Scientists looked at 22 women and nine men between ages 18 and 64. Some of the subjects had no history of childhood maltreatment, but others said they had endured either moderate or severe mistreatment as children.

The adults who endured mistreatment as children varied in terms of the type of trauma they reported. They suffered individually from emotional abuse, emotional neglect, physical neglect, physical abuse and sexual abuse.

After measuring DNA extracted from blood samples of the 31 adults, researchers found accelerated shortening of telomeres in those who reported suffering maltreatment as children, compared to study participants who did not.

The work builds on previous research that established psychological stress and trauma as risk factors for a number of medical and psychiatric illnesses.

Other work has linked some of these psychiatric and medical problems with shortened telomere length.

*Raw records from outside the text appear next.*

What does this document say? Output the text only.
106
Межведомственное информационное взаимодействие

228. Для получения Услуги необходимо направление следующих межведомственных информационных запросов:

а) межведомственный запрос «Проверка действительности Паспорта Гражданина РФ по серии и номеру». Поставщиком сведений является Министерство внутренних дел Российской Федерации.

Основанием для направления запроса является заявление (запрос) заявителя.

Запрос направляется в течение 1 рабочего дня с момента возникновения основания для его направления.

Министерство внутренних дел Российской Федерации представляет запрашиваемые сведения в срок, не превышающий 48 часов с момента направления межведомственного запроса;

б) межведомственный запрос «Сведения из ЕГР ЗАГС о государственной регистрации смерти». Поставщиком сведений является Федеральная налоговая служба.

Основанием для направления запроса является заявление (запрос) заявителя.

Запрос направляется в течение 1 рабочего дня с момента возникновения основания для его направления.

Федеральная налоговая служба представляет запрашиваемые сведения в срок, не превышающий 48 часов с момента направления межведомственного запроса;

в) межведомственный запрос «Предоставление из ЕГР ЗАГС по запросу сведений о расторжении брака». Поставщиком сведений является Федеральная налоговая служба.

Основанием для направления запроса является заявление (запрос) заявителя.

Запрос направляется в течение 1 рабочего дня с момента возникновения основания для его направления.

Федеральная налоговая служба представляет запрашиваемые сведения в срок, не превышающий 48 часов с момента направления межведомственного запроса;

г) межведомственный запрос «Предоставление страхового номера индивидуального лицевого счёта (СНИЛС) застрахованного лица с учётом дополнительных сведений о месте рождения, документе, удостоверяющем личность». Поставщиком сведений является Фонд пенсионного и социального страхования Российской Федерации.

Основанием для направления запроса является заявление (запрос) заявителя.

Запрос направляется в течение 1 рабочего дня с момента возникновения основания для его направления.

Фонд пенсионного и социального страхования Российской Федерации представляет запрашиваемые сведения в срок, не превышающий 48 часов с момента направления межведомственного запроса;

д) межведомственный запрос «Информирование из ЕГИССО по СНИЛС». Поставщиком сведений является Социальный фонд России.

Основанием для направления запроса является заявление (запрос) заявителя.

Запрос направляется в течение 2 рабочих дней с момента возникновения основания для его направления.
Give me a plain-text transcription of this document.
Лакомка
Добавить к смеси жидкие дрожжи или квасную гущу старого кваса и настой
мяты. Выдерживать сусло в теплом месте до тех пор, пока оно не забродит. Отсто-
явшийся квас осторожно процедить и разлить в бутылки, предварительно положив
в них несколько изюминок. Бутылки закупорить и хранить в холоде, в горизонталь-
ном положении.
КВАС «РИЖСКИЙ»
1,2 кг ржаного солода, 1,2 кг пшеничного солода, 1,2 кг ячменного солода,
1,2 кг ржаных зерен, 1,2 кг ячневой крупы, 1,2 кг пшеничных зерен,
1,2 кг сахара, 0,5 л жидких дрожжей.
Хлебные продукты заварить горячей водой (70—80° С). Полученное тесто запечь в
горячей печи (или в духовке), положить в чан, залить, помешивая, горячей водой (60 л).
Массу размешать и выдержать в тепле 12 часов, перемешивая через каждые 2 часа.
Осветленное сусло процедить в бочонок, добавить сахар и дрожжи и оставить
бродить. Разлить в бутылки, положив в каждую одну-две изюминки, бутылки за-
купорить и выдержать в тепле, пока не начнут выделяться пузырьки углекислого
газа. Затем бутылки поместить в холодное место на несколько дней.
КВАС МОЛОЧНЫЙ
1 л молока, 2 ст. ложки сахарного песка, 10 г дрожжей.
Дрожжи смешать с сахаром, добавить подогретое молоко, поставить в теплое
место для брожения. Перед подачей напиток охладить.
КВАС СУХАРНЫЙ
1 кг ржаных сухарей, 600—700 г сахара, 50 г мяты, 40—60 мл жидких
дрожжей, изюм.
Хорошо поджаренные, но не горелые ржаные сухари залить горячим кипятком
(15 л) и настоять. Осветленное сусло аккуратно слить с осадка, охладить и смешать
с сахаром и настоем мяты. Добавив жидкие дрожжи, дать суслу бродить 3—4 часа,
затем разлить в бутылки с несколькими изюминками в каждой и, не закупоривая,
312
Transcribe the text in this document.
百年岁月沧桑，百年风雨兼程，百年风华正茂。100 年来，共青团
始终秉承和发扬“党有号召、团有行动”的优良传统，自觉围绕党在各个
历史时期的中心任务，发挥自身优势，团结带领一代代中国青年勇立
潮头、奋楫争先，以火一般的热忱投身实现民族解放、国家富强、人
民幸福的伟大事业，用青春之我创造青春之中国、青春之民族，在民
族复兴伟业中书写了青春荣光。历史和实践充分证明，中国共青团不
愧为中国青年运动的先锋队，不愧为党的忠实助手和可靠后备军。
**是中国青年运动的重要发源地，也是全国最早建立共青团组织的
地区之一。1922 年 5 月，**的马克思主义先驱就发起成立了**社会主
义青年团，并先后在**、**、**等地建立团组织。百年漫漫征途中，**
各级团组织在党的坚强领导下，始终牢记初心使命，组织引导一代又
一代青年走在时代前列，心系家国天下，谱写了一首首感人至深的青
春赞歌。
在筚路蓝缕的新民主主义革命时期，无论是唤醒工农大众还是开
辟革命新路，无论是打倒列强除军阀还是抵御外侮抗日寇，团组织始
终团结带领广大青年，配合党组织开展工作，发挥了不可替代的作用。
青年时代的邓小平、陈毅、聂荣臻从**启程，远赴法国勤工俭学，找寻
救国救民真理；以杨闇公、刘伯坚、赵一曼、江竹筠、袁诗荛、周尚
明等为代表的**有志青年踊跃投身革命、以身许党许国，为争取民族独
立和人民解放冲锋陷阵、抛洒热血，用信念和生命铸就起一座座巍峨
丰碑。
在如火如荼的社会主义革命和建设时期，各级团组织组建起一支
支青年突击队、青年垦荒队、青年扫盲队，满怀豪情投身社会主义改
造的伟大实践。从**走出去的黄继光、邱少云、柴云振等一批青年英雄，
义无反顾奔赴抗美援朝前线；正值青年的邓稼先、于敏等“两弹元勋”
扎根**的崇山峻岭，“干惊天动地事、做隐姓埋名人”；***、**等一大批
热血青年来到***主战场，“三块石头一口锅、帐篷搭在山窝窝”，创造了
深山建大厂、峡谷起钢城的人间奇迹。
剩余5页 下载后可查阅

This study now establishes a link between early psychosocial stress and shorter telomere length.

Researchers have also found that telomeres shorten at a higher rate when exposed to toxins, such as radiation or cigarette smoke.

Other studies have looked at adult female caregivers who are responsible for children with developmental delays, determining a link between accelerated telomere shortening and the higher stress levels the caregivers faced.

This may be the first attempt to look at telomere length in relation to childhood mistreatment.

Researchers said the early findings are compelling, because they looked at adults who were otherwise healthy and had not had any current or past psychiatric disorders. The early data shows strong links between childhood stress and the accelerated shortening of telomeres.

More work is needed, Tyrka says. “We don’t know what the full implications of this are yet. Shorter telomere lengths are linked to aging and certain diseases, so it is possible that this is a mechanism of risk for illness following childhood abuse,” she explains.

“But the precise role of telomeres in this process remains to be determined.”

Grants from the National Institute of Mental Health and the National Institute of Neurological Disorders funded the study.